I discovered a new way of approaching reading activities by breaking longer texts down into shorter units and intertwining speaking into reading.
In previous lessons, my 17-year-olds had discussed gender inequality, which, I think, is not an exactly light topic for a group of teenagers. I felt that at some point my students had lots of opinions to share but not enough vocabulary to do so.
I was lucky and I found a collection of suitable short texts on the topic (all in one handout). I estimated the language to be near the B2 level, which is slightly above my students’ current level of proficiency. Each text is followed by a couple of questions related to the topic. So a text about female equality in Hollywood is accompanied by questions such as How do you explain this gap in pay level? or What do you think should be done to reduce the salary gap?. I liked this because the questions didn’t just check comprehension but were a valuable follow-up to the reading.
Before the lesson, I placed the texts, which I had cut up, on desks around the classroom. Then I put students in pairs and got them to silently read the texts on the desk for about two minutes. When the time was up or when their heads were up, I told them to start discussing the questions. After some time (5 minutes?) I stopped them and asked each pair to move to another desk (with a new text). The procedure continued in the same vein. I went round the classroom and monitored.
When everybody had seen all the texts, I asked the students to go back to their seats (in a horseshoe). Then I gave each student a handout with all the texts on it. I asked them to highlight 3 vocab items (something they had to look up/ weren’t sure about) in each of the texts. Then we discussed the vocabulary as a whole class.
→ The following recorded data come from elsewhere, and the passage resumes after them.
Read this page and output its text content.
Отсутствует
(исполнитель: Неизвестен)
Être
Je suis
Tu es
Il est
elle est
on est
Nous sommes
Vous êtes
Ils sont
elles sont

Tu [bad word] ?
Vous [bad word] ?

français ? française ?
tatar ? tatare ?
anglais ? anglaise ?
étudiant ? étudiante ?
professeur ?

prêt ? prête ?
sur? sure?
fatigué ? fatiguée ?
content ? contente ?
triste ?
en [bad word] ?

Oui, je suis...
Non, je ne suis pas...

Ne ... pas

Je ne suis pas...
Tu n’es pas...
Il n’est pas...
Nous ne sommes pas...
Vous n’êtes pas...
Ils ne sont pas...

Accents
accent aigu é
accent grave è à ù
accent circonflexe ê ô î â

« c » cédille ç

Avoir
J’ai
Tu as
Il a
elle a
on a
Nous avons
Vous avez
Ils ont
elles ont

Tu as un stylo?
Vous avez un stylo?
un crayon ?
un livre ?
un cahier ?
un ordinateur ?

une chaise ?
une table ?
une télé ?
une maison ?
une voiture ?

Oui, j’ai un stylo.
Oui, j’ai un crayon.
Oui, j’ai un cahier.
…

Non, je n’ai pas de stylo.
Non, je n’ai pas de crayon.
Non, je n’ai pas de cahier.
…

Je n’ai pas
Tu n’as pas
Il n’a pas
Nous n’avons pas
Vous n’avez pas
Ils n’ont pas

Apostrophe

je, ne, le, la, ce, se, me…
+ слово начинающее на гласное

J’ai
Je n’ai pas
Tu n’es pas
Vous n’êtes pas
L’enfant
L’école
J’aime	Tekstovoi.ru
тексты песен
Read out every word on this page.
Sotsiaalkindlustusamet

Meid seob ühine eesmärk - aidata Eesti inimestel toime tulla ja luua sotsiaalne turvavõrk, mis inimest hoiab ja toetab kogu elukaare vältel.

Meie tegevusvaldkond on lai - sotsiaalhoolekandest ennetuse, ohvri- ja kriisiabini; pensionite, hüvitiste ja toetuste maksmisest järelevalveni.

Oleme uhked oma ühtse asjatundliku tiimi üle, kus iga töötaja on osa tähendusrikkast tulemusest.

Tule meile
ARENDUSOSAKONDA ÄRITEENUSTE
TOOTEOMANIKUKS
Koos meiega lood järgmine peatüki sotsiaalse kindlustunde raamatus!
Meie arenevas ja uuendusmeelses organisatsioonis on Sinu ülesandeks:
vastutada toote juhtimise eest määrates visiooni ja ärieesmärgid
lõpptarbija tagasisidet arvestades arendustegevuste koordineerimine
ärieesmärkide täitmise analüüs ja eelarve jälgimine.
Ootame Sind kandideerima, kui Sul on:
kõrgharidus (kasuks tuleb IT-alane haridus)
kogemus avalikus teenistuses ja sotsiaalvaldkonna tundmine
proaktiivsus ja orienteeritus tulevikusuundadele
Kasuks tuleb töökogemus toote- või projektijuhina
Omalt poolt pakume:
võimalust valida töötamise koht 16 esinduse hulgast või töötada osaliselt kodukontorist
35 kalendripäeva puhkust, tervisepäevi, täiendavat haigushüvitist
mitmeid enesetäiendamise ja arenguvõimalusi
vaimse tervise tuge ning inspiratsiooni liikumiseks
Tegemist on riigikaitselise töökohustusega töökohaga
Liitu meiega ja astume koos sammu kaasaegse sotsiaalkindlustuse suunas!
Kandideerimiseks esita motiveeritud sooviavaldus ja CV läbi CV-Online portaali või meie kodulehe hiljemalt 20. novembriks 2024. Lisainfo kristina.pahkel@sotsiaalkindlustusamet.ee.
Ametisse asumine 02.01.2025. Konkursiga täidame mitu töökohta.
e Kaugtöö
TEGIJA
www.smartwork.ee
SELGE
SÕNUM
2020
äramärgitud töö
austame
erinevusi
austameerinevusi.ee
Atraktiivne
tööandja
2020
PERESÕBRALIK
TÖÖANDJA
I asked them to circle one question they had found particularly interesting during the speaking stage. We discussed those together as a class. At this point, the students had a larger active vocabulary at their disposal than before.
I think such an activity could be done with every longer text if it’s desirable. The teacher can break it down into passages and insert questions after each passage for students to discuss. I applied this method because I found the handout too long and dense; the fast finishers would soon have had nothing to do while the weaker students would have struggled for ages before they could get down to speaking. Throughout the activity, I felt that the students concentrated on reading much better due to the reasonable length of the texts and because the reading was interrupted by speaking. In other words, I found the speaking intermezzos natural and refreshing.